Finding your motivation also means finding an activity that feels like you. We’re lucky enough to live in a world of endless fitness options, so if the gym isn’t your thing—don’t start there! You don’t have to be a bodybuilder or marathon runner to get results. Try something you think you’ll actually enjoy to kick your fitness motivation into high gear and go from there.
Focus on consistency, not results
When starting out, focus on consistency, not results. Consistency creates habits.
For example: instead of giving yourself a goal of losing thirty pounds in three months, exercise three days per week for 30 minutes the first month, four days per week for the second month and five days per week for the third month. Build up your workouts, and results will follow.

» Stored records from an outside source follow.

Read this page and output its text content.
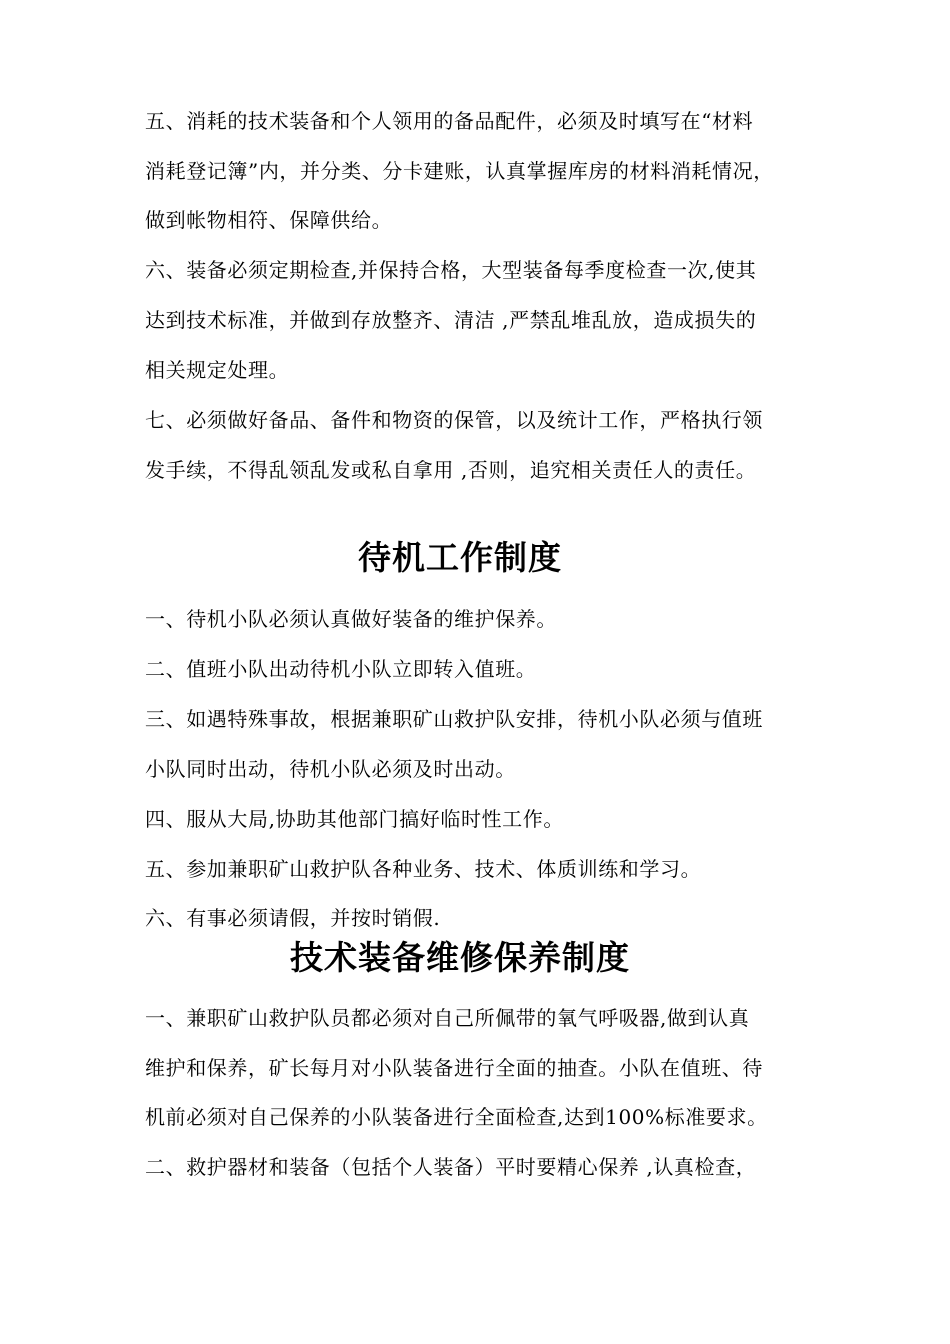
五、消耗的技术装备和个人领用的备品配件，必须及时填写在“材料
消耗登记簿”内，并分类、分卡建账，认真掌握库房的材料消耗情况，
做到帐物相符、保障供给。
六、装备必须定期检查,并保持合格，大型装备每季度检查一次,使其
达到技术标准，并做到存放整齐、清洁 ,严禁乱堆乱放，造成损失的
相关规定处理。
七、必须做好备品、备件和物资的保管，以及统计工作，严格执行领
发手续，不得乱领乱发或私自拿用 ,否则，追究相关责任人的责任。
待机工作制度
一、待机小队必须认真做好装备的维护保养。
二、值班小队出动待机小队立即转入值班。
三、如遇特殊事故，根据兼职矿山救护队安排，待机小队必须与值班
小队同时出动，待机小队必须及时出动。
四、服从大局,协助其他部门搞好临时性工作。
五、参加兼职矿山救护队各种业务、技术、体质训练和学习。
六、有事必须请假，并按时销假.
技术装备维修保养制度
一、兼职矿山救护队员都必须对自己所佩带的氧气呼吸器,做到认真
维护和保养，矿长每月对小队装备进行全面的抽查。小队在值班、待
机前必须对自己保养的小队装备进行全面检查,达到100%标准要求。
二、救护器材和装备（包括个人装备）平时要精心保养 ,认真检查，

To stick to a routine, you’re also going to want to plan ahead. Schedule your exercise, whether it’s a post-work gym session or a five-minute walk around the block with your partner, pre-dinner. If you don’t carve out space to make something happen, that time won’t magically appear. You need to schedule ahead to make sure it happens.
Start with bodyweight exercises before adding weight
Resistance and weight training should be part of your regular exercise routine; however, they can lead to injury if not performed correctly. By practicing proper form before adding weights or resistance, you set yourself up for success and lessen the risk of injury. Progress from bodyweight to resistance bands, and then make your way to the weights.

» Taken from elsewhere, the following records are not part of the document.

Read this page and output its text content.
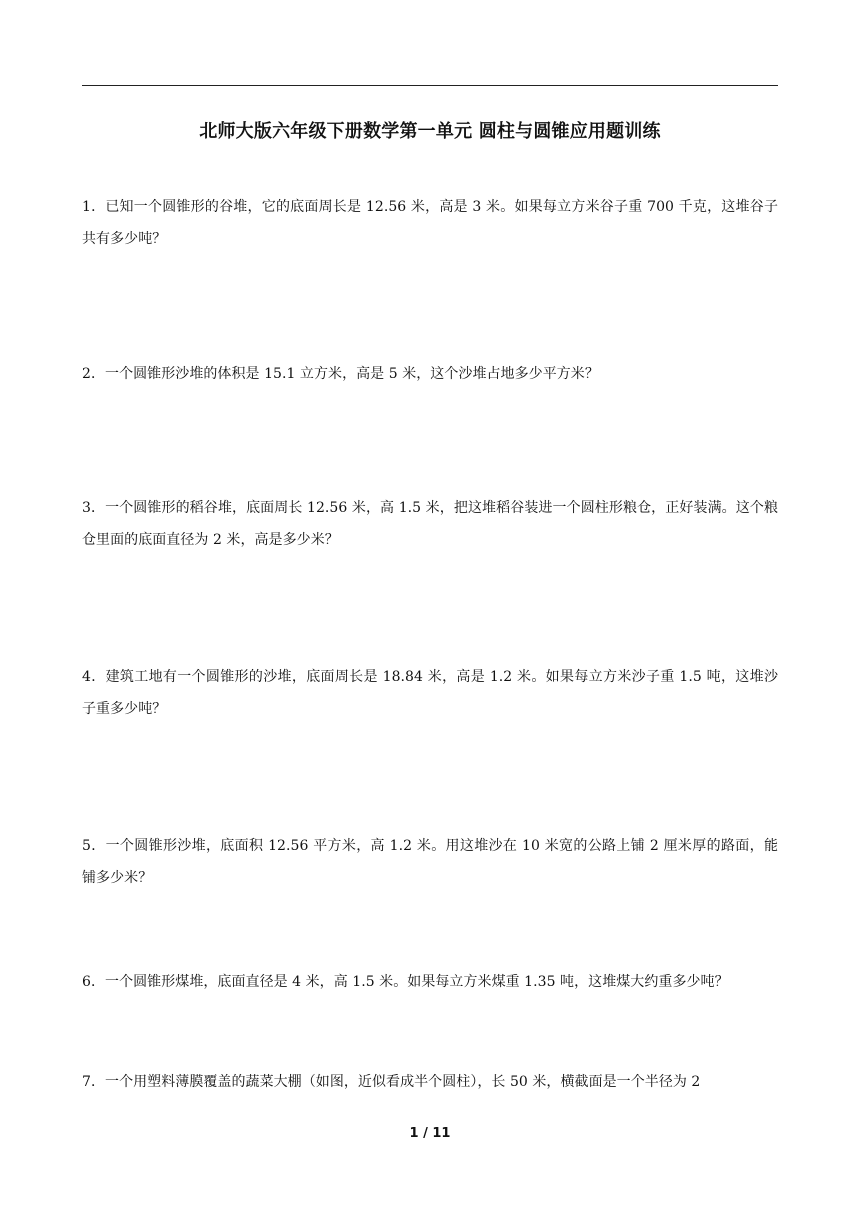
北师大版六年级下册数学第一单元 圆柱与圆锥应用题训练
1．已知一个圆锥形的谷堆，它的底面周长是 12.56 米，高是 3 米。如果每立方米谷子重 700 千克，这堆谷子共有多少吨？
2．一个圆锥形沙堆的体积是 15.1 立方米，高是 5 米，这个沙堆占地多少平方米？
3．一个圆锥形的稻谷堆，底面周长 12.56 米，高 1.5 米，把这堆稻谷装进一个圆柱形粮仓，正好装满。这个粮仓里面的底面直径为 2 米，高是多少米？
4．建筑工地有一个圆锥形的沙堆，底面周长是 18.84 米，高是 1.2 米。如果每立方米沙子重 1.5 吨，这堆沙子重多少吨？
5．一个圆锥形沙堆，底面积 12.56 平方米，高 1.2 米。用这堆沙在 10 米宽的公路上铺 2 厘米厚的路面，能铺多少米？
6．一个圆锥形煤堆，底面直径是 4 米，高 1.5 米。如果每立方米煤重 1.35 吨，这堆煤大约重多少吨？
7．一个用塑料薄膜覆盖的蔬菜大棚（如图，近似看成半个圆柱），长 50 米，横截面是一个半径为 2
1 / 11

Here are a few simple exercise ideas, and how often to do them, to get you started:
Enlist friends and family to keep you accountable
Think about the people in your life who are in your corner— the A-team, whether it be friends or family, who can keep you accountable and celebrate your wins on the fitness journey. Recognition for the work you’re doing is huge and can be a powerful tool when it comes to making exercise a part of your routine.
You can even join online groups and challenges to keep your motivation up. There are millions of people just like you, workin’ on their fitness. You are not alone—and a little healthy competition mixed with some peer support never hurt anybody.
Hire a trainer
Walking into the gym is daunting for anyone, especially if you are new to the fitness world. So, let experts like the team at Club 16 show you the ropes.
There is a reason personal training is so popular—it gets results. Having a professional set you up and walk you through a program will keep you accountable, challenge you consistently, and keep injury prevention on the radar while you get going.
When you’re ready to start exercising
Here are a few exercise videos I’ve created for beginners:
5-minute full-body warm-up routine
10-minute mobility circuit for beginners
Low impact cardio workout for beginners
Simple bodyweight workout for beginners
Embrace the highs…and the lows
Remember: Everyone falls off track from time to time. Instead of beating yourself up or using one slip-up as a reason to quit your whole fitness mission, look at it as a learning experience.
Importantly, listen to your body. “No pain, no gain” might be a famous saying, but it’s an outdated thought process. Recognize that you’ve got your limits and take the time to recover when you need it. The gym, the running track, the boxing ring—whatever your thing is—will still be there when your body is ready.